= Martha Blum =

Canadian writer (1913–2007)

Martha Blum (June 30, 1913 - December 12, 2007) was an Austro-Hungarian Empire-born Canadian writer.

==Biography==
The daughter of Abraham Guttmann and Susi Herschmann, she was born Martha Guttmann in Czernowitz, Austria and grew up there. Czernowitz became part of Romania at the end of World War I. She studied pharmacy and chemistry at the Charles University in Prague, at the Pasteur Institute in Paris and at the University of Strasbourg in France. When Germany invaded her country in the early 1940s, she was held in a labour camp. At the end of World War II, she went to Israel with her husband Richard Blum and her daughter Irene. In 1951, Blum came to Canada. The family settled in Saskatoon, Saskatchewan in 1954. She worked as a pharmacist and vocal coach.

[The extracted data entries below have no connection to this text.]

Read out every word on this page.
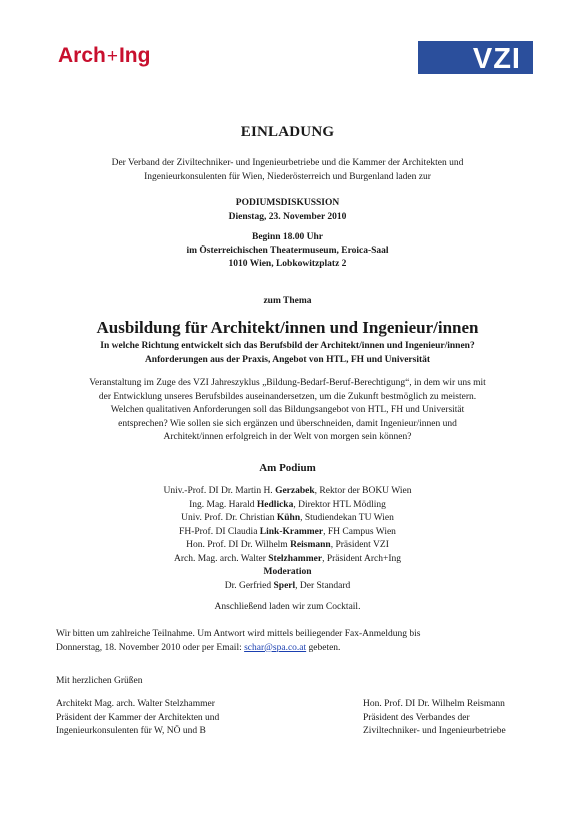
Arch+Ing	VZI
EINLADUNG
Der Verband der Ziviltechniker- und Ingenieurbetriebe und die Kammer der Architekten und
Ingenieurkonsulenten für Wien, Niederösterreich und Burgenland laden zur
PODIUMSDISKUSSION
Dienstag, 23. November 2010
Beginn 18.00 Uhr
im Österreichischen Theatermuseum, Eroica-Saal
1010 Wien, Lobkowitzplatz 2
zum Thema
Ausbildung für Architekt/innen und Ingenieur/innen
In welche Richtung entwickelt sich das Berufsbild der Architekt/innen und Ingenieur/innen?
Anforderungen aus der Praxis, Angebot von HTL, FH und Universität
Veranstaltung im Zuge des VZI Jahreszyklus „Bildung-Bedarf-Beruf-Berechtigung“, in dem wir uns mit
der Entwicklung unseres Berufsbildes auseinandersetzen, um die Zukunft bestmöglich zu meistern.
Welchen qualitativen Anforderungen soll das Bildungsangebot von HTL, FH und Universität
entsprechen? Wie sollen sie sich ergänzen und überschneiden, damit Ingenieur/innen und
Architekt/innen erfolgreich in der Welt von morgen sein können?
Am Podium
Univ.-Prof. DI Dr. Martin H. Gerzabek, Rektor der BOKU Wien
Ing. Mag. Harald Hedlicka, Direktor HTL Mödling
Univ. Prof. Dr. Christian Kühn, Studiendekan TU Wien
FH-Prof. DI Claudia Link-Krammer, FH Campus Wien
Hon. Prof. DI Dr. Wilhelm Reismann, Präsident VZI
Arch. Mag. arch. Walter Stelzhammer, Präsident Arch+Ing
Moderation
Dr. Gerfried Sperl, Der Standard
Anschließend laden wir zum Cocktail.
Wir bitten um zahlreiche Teilnahme. Um Antwort wird mittels beiliegender Fax-Anmeldung bis
Donnerstag, 18. November 2010 oder per Email: schar@spa.co.at gebeten.
Mit herzlichen Grüßen
Architekt Mag. arch. Walter Stelzhammer
Präsident der Kammer der Architekten und
Ingenieurkonsulenten für W, NÖ und B
Hon. Prof. DI Dr. Wilhelm Reismann
Präsident des Verbandes der
Ziviltechniker- und Ingenieurbetriebe
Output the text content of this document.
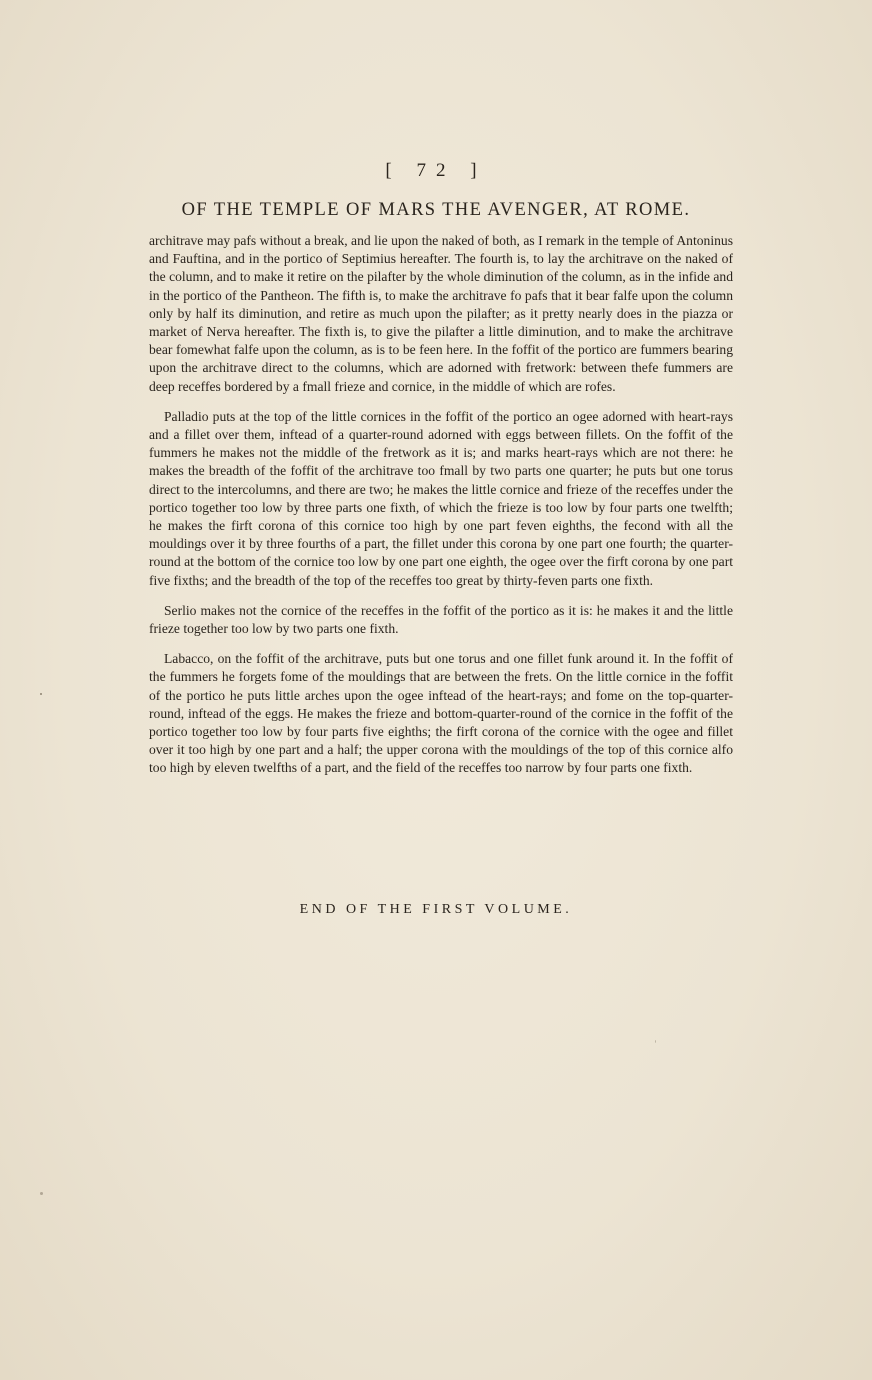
[ 72 ]
OF THE TEMPLE OF MARS THE AVENGER, AT ROME.

architrave may pafs without a break, and lie upon the naked of both, as I remark in the temple of Antoninus and Fauftina, and in the portico of Septimius hereafter. The fourth is, to lay the architrave on the naked of the column, and to make it retire on the pilafter by the whole diminution of the column, as in the infide and in the portico of the Pantheon. The fifth is, to make the architrave fo pafs that it bear falfe upon the column only by half its diminution, and retire as much upon the pilafter; as it pretty nearly does in the piazza or market of Nerva hereafter. The fixth is, to give the pilafter a little diminution, and to make the architrave bear fomewhat falfe upon the column, as is to be feen here. In the foffit of the portico are fummers bearing upon the architrave direct to the columns, which are adorned with fretwork: between thefe fummers are deep receffes bordered by a fmall frieze and cornice, in the middle of which are rofes.

Palladio puts at the top of the little cornices in the foffit of the portico an ogee adorned with heart-rays and a fillet over them, inftead of a quarter-round adorned with eggs between fillets. On the foffit of the fummers he makes not the middle of the fretwork as it is; and marks heart-rays which are not there: he makes the breadth of the foffit of the architrave too fmall by two parts one quarter; he puts but one torus direct to the intercolumns, and there are two; he makes the little cornice and frieze of the receffes under the portico together too low by three parts one fixth, of which the frieze is too low by four parts one twelfth; he makes the firft corona of this cornice too high by one part feven eighths, the fecond with all the mouldings over it by three fourths of a part, the fillet under this corona by one part one fourth; the quarter-round at the bottom of the cornice too low by one part one eighth, the ogee over the firft corona by one part five fixths; and the breadth of the top of the receffes too great by thirty-feven parts one fixth.

Serlio makes not the cornice of the receffes in the foffit of the portico as it is: he makes it and the little frieze together too low by two parts one fixth.

Labacco, on the foffit of the architrave, puts but one torus and one fillet funk around it. In the foffit of the fummers he forgets fome of the mouldings that are between the frets. On the little cornice in the foffit of the portico he puts little arches upon the ogee inftead of the heart-rays; and fome on the top-quarter-round, inftead of the eggs. He makes the frieze and bottom-quarter-round of the cornice in the foffit of the portico together too low by four parts five eighths; the firft corona of the cornice with the ogee and fillet over it too high by one part and a half; the upper corona with the mouldings of the top of this cornice alfo too high by eleven twelfths of a part, and the field of the receffes too narrow by four parts one fixth.

END OF THE FIRST VOLUME.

In 1999, at the age of 86, she published her first novel, The Walnut Tree, based on her experiences during the war and afterwards. It won the Saskatchewan Book Award and the Brenda MacDonald Riches First Book Award. In 2003, she published a collection of short stories Children of Paper. Blum published a novel in 2006, The Apothecary, which continued the stories of characters from her first novel. In November 2006, Martha received an Honorary Doctorate of Letters from the University of Saskatchewan.

She died of heart failure at the age of 94.